The pharyngeal-cervical-brachial variant of Guillain-Barré syndrome is uncommon but well recognized in the adult literature. Patients have weakness in a pharyngeal-cervical-brachial distribution with relative lower limb sparing. We describe a 12-year-old boy with predominantly pharyngeal-cervical-brachial weakness and subsequent respiratory failure. Owing to prominent bulbar symptoms, he was initially misdiagnosed as having epiglottitis. This case illustrates that the clinical spectrum of Guillain-Barré syndrome in children includes the pharyngeal-cervical-brachial variant, which is distinct from Miller-Fisher syndrome. Atypical Guillain-Barré syndrome should be considered in the differential diagnosis of a child presenting with bulbar palsy and/or respiratory failure.     

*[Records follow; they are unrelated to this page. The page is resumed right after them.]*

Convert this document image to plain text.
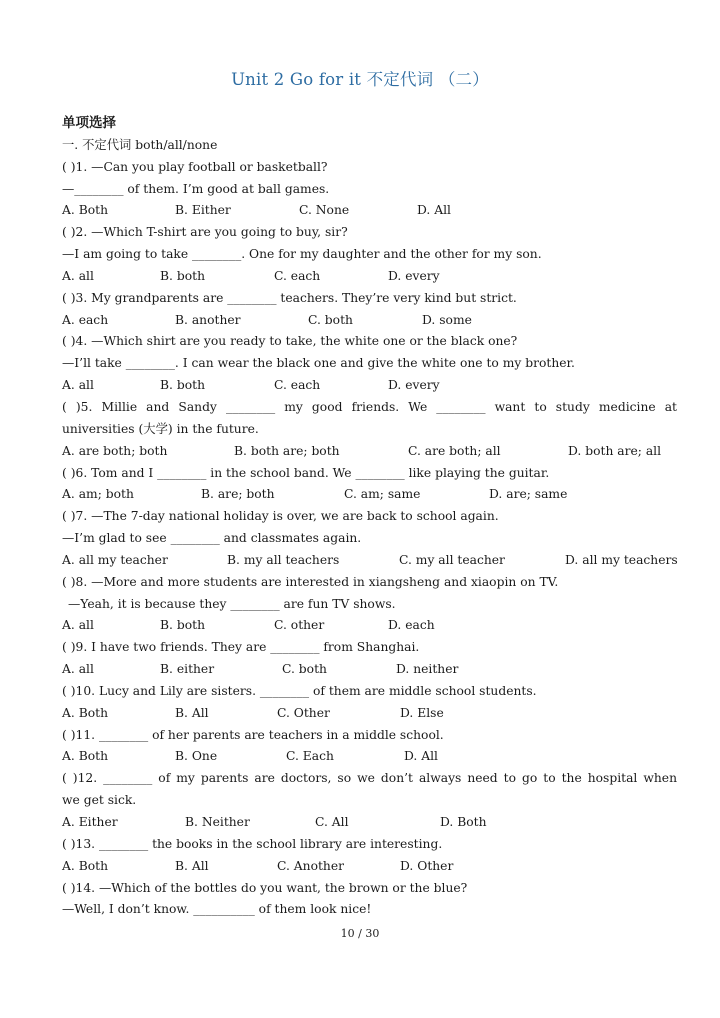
Unit 2 Go for it 不定代词 （二）
单项选择
一. 不定代词 both/all/none
( )1. —Can you play football or basketball?
—________ of them. I’m good at ball games.
A. Both	B. Either	C. None	D. All
( )2. —Which T-shirt are you going to buy, sir?
—I am going to take ________. One for my daughter and the other for my son.
A. all	B. both	C. each	D. every
( )3. My grandparents are ________ teachers. They’re very kind but strict.
A. each	B. another	C. both	D. some
( )4. —Which shirt are you ready to take, the white one or the black one?
—I’ll take ________. I can wear the black one and give the white one to my brother.
A. all	B. both	C. each	D. every
( )5. Millie and Sandy ________ my good friends. We ________ want to study medicine at
universities (大学) in the future.
A. are both; both	B. both are; both	C. are both; all	D. both are; all
( )6. Tom and I ________ in the school band. We ________ like playing the guitar.
A. am; both	B. are; both	C. am; same	D. are; same
( )7. —The 7-day national holiday is over, we are back to school again.
—I’m glad to see ________ and classmates again.
A. all my teacher	B. my all teachers	C. my all teacher	D. all my teachers
( )8. —More and more students are interested in xiangsheng and xiaopin on TV.
—Yeah, it is because they ________ are fun TV shows.
A. all	B. both	C. other	D. each
( )9. I have two friends. They are ________ from Shanghai.
A. all	B. either	C. both	D. neither
( )10. Lucy and Lily are sisters. ________ of them are middle school students.
A. Both	B. All	C. Other	D. Else
( )11. ________ of her parents are teachers in a middle school.
A. Both	B. One	C. Each	D. All
( )12. ________ of my parents are doctors, so we don’t always need to go to the hospital when
we get sick.
A. Either	B. Neither	C. All	D. Both
( )13. ________ the books in the school library are interesting.
A. Both	B. All	C. Another	D. Other
( )14. —Which of the bottles do you want, the brown or the blue?
—Well, I don’t know. __________ of them look nice!
10 / 30
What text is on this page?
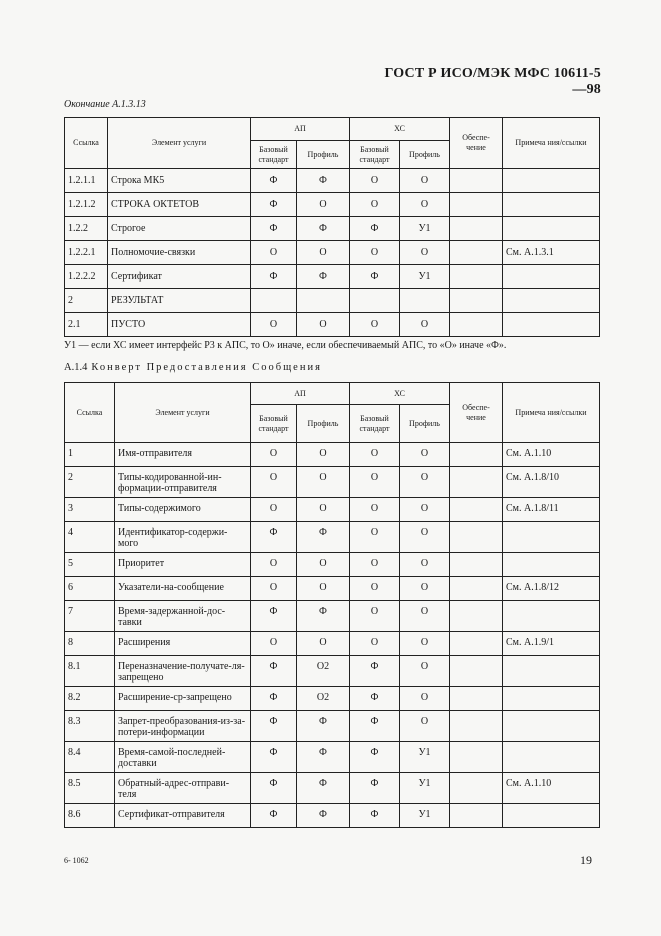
ГОСТ Р ИСО/МЭК МФС 10611-5—98
Окончание А.1.3.13
Ссылка	Элемент услуги	АП		ХС		Обеспе-чение	Примеча ния/ссылки
		Базовый стандарт	Профиль	Базовый стандарт	Профиль		
1.2.1.1	Строка МК5	Ф	Ф	О	О		
1.2.1.2	СТРОКА ОКТЕТОВ	Ф	О	О	О		
1.2.2	Строгое	Ф	Ф	Ф	У1		
1.2.2.1	Полномочие-связки	О	О	О	О		См. А.1.3.1
1.2.2.2	Сертификат	Ф	Ф	Ф	У1		
2	РЕЗУЛЬТАТ						
2.1	ПУСТО	О	О	О	О		
У1 — если ХС имеет интерфейс Р3 к АПС, то О» иначе, если обеспечиваемый АПС, то «О» иначе «Ф».
А.1.4 Конверт Предоставления Сообщения
Ссылка	Элемент услуги	АП		ХС		Обеспе-чение	Примеча ния/ссылки
		Базовый стандарт	Профиль	Базовый стандарт	Профиль		
1	Имя-отправителя	О	О	О	О		См. А.1.10
2	Типы-кодированной-ин-формации-отправителя	О	О	О	О		См. А.1.8/10
3	Типы-содержимого	О	О	О	О		См. А.1.8/11
4	Идентификатор-содержи-мого	Ф	Ф	О	О		
5	Приоритет	О	О	О	О		
6	Указатели-на-сообщение	О	О	О	О		См. А.1.8/12
7	Время-задержанной-дос-тавки	Ф	Ф	О	О		
8	Расширения	О	О	О	О		См. А.1.9/1
8.1	Переназначение-получате-ля-запрещено	Ф	О2	Ф	О		
8.2	Расширение-ср-запрещено	Ф	О2	Ф	О		
8.3	Запрет-преобразования-из-за-потери-информации	Ф	Ф	Ф	О		
8.4	Время-самой-последней-доставки	Ф	Ф	Ф	У1		
8.5	Обратный-адрес-отправи-теля	Ф	Ф	Ф	У1		См. А.1.10
8.6	Сертификат-отправителя	Ф	Ф	Ф	У1		
6- 1062	19
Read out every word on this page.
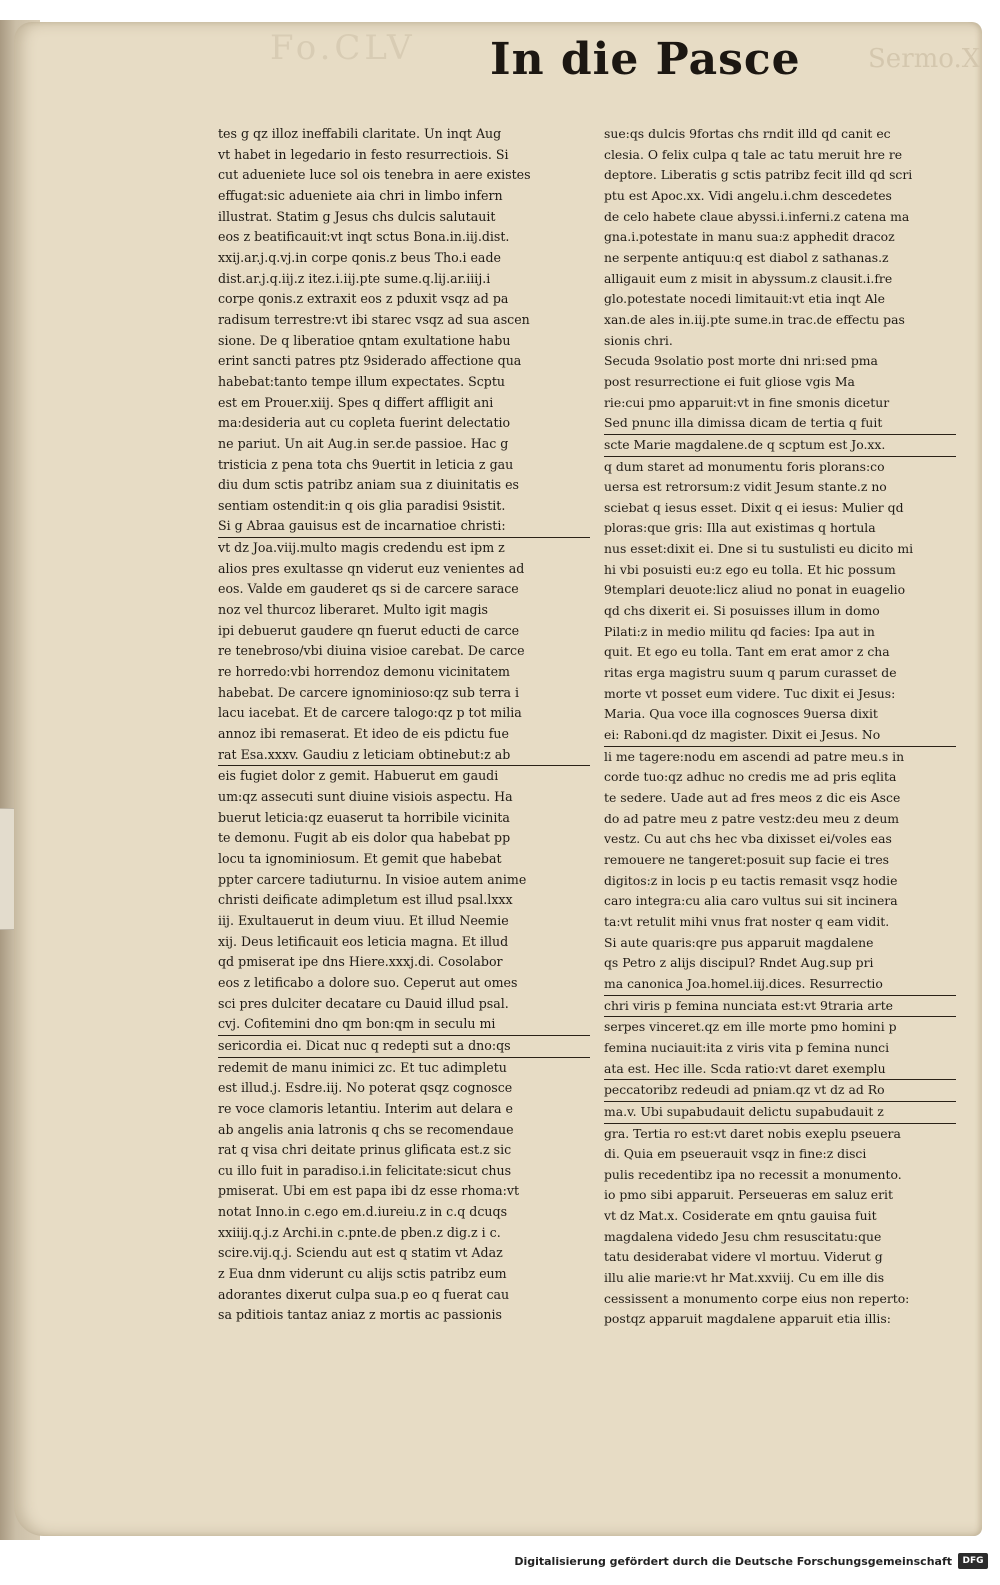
Fo.CLV	Sermo.X
In die Pasce
tes g qz illoz ineffabili claritate. Un inqt Aug
vt habet in legedario in festo resurrectiois. Si
cut adueniete luce sol ois tenebra in aere existes
effugat:sic adueniete aia chri in limbo infern
illustrat. Statim g Jesus chs dulcis salutauit
eos z beatificauit:vt inqt sctus Bona.in.iij.dist.
xxij.ar.j.q.vj.in corpe qonis.z beus Tho.i eade
dist.ar.j.q.iij.z itez.i.iij.pte sume.q.lij.ar.iiij.i
corpe qonis.z extraxit eos z pduxit vsqz ad pa
radisum terrestre:vt ibi starec vsqz ad sua ascen
sione. De q liberatioe qntam exultatione habu
erint sancti patres ptz 9siderado affectione qua
habebat:tanto tempe illum expectates. Scptu
est em Prouer.xiij. Spes q differt affligit ani
ma:desideria aut cu copleta fuerint delectatio
ne pariut. Un ait Aug.in ser.de passioe. Hac g
tristicia z pena tota chs 9uertit in leticia z gau
diu dum sctis patribz aniam sua z diuinitatis es
sentiam ostendit:in q ois glia paradisi 9sistit.
Si g Abraa gauisus est de incarnatioe christi:
vt dz Joa.viij.multo magis credendu est ipm z
alios pres exultasse qn viderut euz venientes ad
eos. Valde em gauderet qs si de carcere sarace
noz vel thurcoz liberaret. Multo igit magis
ipi debuerut gaudere qn fuerut educti de carce
re tenebroso/vbi diuina visioe carebat. De carce
re horredo:vbi horrendoz demonu vicinitatem
habebat. De carcere ignominioso:qz sub terra i
lacu iacebat. Et de carcere talogo:qz p tot milia
annoz ibi remaserat. Et ideo de eis pdictu fue
rat Esa.xxxv. Gaudiu z leticiam obtinebut:z ab
eis fugiet dolor z gemit. Habuerut em gaudi
um:qz assecuti sunt diuine visiois aspectu. Ha
buerut leticia:qz euaserut ta horribile vicinita
te demonu. Fugit ab eis dolor qua habebat pp
locu ta ignominiosum. Et gemit que habebat
ppter carcere tadiuturnu. In visioe autem anime
christi deificate adimpletum est illud psal.lxxx
iij. Exultauerut in deum viuu. Et illud Neemie
xij. Deus letificauit eos leticia magna. Et illud
qd pmiserat ipe dns Hiere.xxxj.di. Cosolabor
eos z letificabo a dolore suo. Ceperut aut omes
sci pres dulciter decatare cu Dauid illud psal.
cvj. Cofitemini dno qm bon:qm in seculu mi
sericordia ei. Dicat nuc q redepti sut a dno:qs
redemit de manu inimici zc. Et tuc adimpletu
est illud.j. Esdre.iij. No poterat qsqz cognosce
re voce clamoris letantiu. Interim aut delara e
ab angelis ania latronis q chs se recomendaue
rat q visa chri deitate prinus glificata est.z sic
cu illo fuit in paradiso.i.in felicitate:sicut chus
pmiserat. Ubi em est papa ibi dz esse rhoma:vt
notat Inno.in c.ego em.d.iureiu.z in c.q dcuqs
xxiiij.q.j.z Archi.in c.pnte.de pben.z dig.z i c.
scire.vij.q.j. Sciendu aut est q statim vt Adaz
z Eua dnm viderunt cu alijs sctis patribz eum
adorantes dixerut culpa sua.p eo q fuerat cau
sa pditiois tantaz aniaz z mortis ac passionis
sue:qs dulcis 9fortas chs rndit illd qd canit ec
clesia. O felix culpa q tale ac tatu meruit hre re
deptore. Liberatis g sctis patribz fecit illd qd scri
ptu est Apoc.xx. Vidi angelu.i.chm descedetes
de celo habete claue abyssi.i.inferni.z catena ma
gna.i.potestate in manu sua:z apphedit dracoz
ne serpente antiquu:q est diabol z sathanas.z
alligauit eum z misit in abyssum.z clausit.i.fre
glo.potestate nocedi limitauit:vt etia inqt Ale
xan.de ales in.iij.pte sume.in trac.de effectu pas
sionis chri.
Secuda 9solatio post morte dni nri:sed pma
post resurrectione ei fuit gliose vgis Ma
rie:cui pmo apparuit:vt in fine smonis dicetur
Sed pnunc illa dimissa dicam de tertia q fuit
scte Marie magdalene.de q scptum est Jo.xx.
q dum staret ad monumentu foris plorans:co
uersa est retrorsum:z vidit Jesum stante.z no
sciebat q iesus esset. Dixit q ei iesus: Mulier qd
ploras:que gris: Illa aut existimas q hortula
nus esset:dixit ei. Dne si tu sustulisti eu dicito mi
hi vbi posuisti eu:z ego eu tolla. Et hic possum
9templari deuote:licz aliud no ponat in euagelio
qd chs dixerit ei. Si posuisses illum in domo
Pilati:z in medio militu qd facies: Ipa aut in
quit. Et ego eu tolla. Tant em erat amor z cha
ritas erga magistru suum q parum curasset de
morte vt posset eum videre. Tuc dixit ei Jesus:
Maria. Qua voce illa cognosces 9uersa dixit
ei: Raboni.qd dz magister. Dixit ei Jesus. No
li me tagere:nodu em ascendi ad patre meu.s in
corde tuo:qz adhuc no credis me ad pris eqlita
te sedere. Uade aut ad fres meos z dic eis Asce
do ad patre meu z patre vestz:deu meu z deum
vestz. Cu aut chs hec vba dixisset ei/voles eas
remouere ne tangeret:posuit sup facie ei tres
digitos:z in locis p eu tactis remasit vsqz hodie
caro integra:cu alia caro vultus sui sit incinera
ta:vt retulit mihi vnus frat noster q eam vidit.
Si aute quaris:qre pus apparuit magdalene
qs Petro z alijs discipul? Rndet Aug.sup pri
ma canonica Joa.homel.iij.dices. Resurrectio
chri viris p femina nunciata est:vt 9traria arte
serpes vinceret.qz em ille morte pmo homini p
femina nuciauit:ita z viris vita p femina nunci
ata est. Hec ille. Scda ratio:vt daret exemplu
peccatoribz redeudi ad pniam.qz vt dz ad Ro
ma.v. Ubi supabudauit delictu supabudauit z
gra. Tertia ro est:vt daret nobis exeplu pseuera
di. Quia em pseuerauit vsqz in fine:z disci
pulis recedentibz ipa no recessit a monumento.
io pmo sibi apparuit. Perseueras em saluz erit
vt dz Mat.x. Cosiderate em qntu gauisa fuit
magdalena videdo Jesu chm resuscitatu:que
tatu desiderabat videre vl mortuu. Viderut g
illu alie marie:vt hr Mat.xxviij. Cu em ille dis
cessissent a monumento corpe eius non reperto:
postqz apparuit magdalene apparuit etia illis:
Digitalisierung gefördert durch die Deutsche Forschungsgemeinschaft	DFG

Fine specificities of anti-LM1 IgG antibodies in Guillain-Barré syndrome

We investigated the prevalence of anti-LM1 IgG antibody and its fine specificity in Guillain-Barré syndrome (GBS). Anti-LM1 IgG and IgM antibodies from sera of 47 patients with GBS--19 with acute inflammatory demyelinating polyneuropathy (AIDP), 27 with acute motor axonal neuropathy (AMAN), and 1 with acute motor-sensory axonal neuropathy (AMSAN)--were tested. Anti-LM1 IgG antibody was detected in only one patient with AIDP, whereas it was present in seven with AMAN and in one with AMSAN. Sera from the eight IgG anti-LM1-positive patients with AMAN/AMSAN also had IgG activity against the gangliosides GM1, GM1b, GD1a, GalNAc-GD1a, GD1b, or GQ1b. Anti-LM1 IgG antibodies from the AMAN/AMSAN patients cross-reacted with other gangliosides, whereas IgG antibody from the AIDP patient was monospecific against LM1. Anti-LM1 IgG antibody therefore, cannot be a marker of AIDP. In addition, whether monospecific anti-LM1 IgG antibody is associated with AIDP remains to be concluded. Larger studies are needed to verify whether monospecific anti-LM1 IgG antibody could be a marker of AIDP.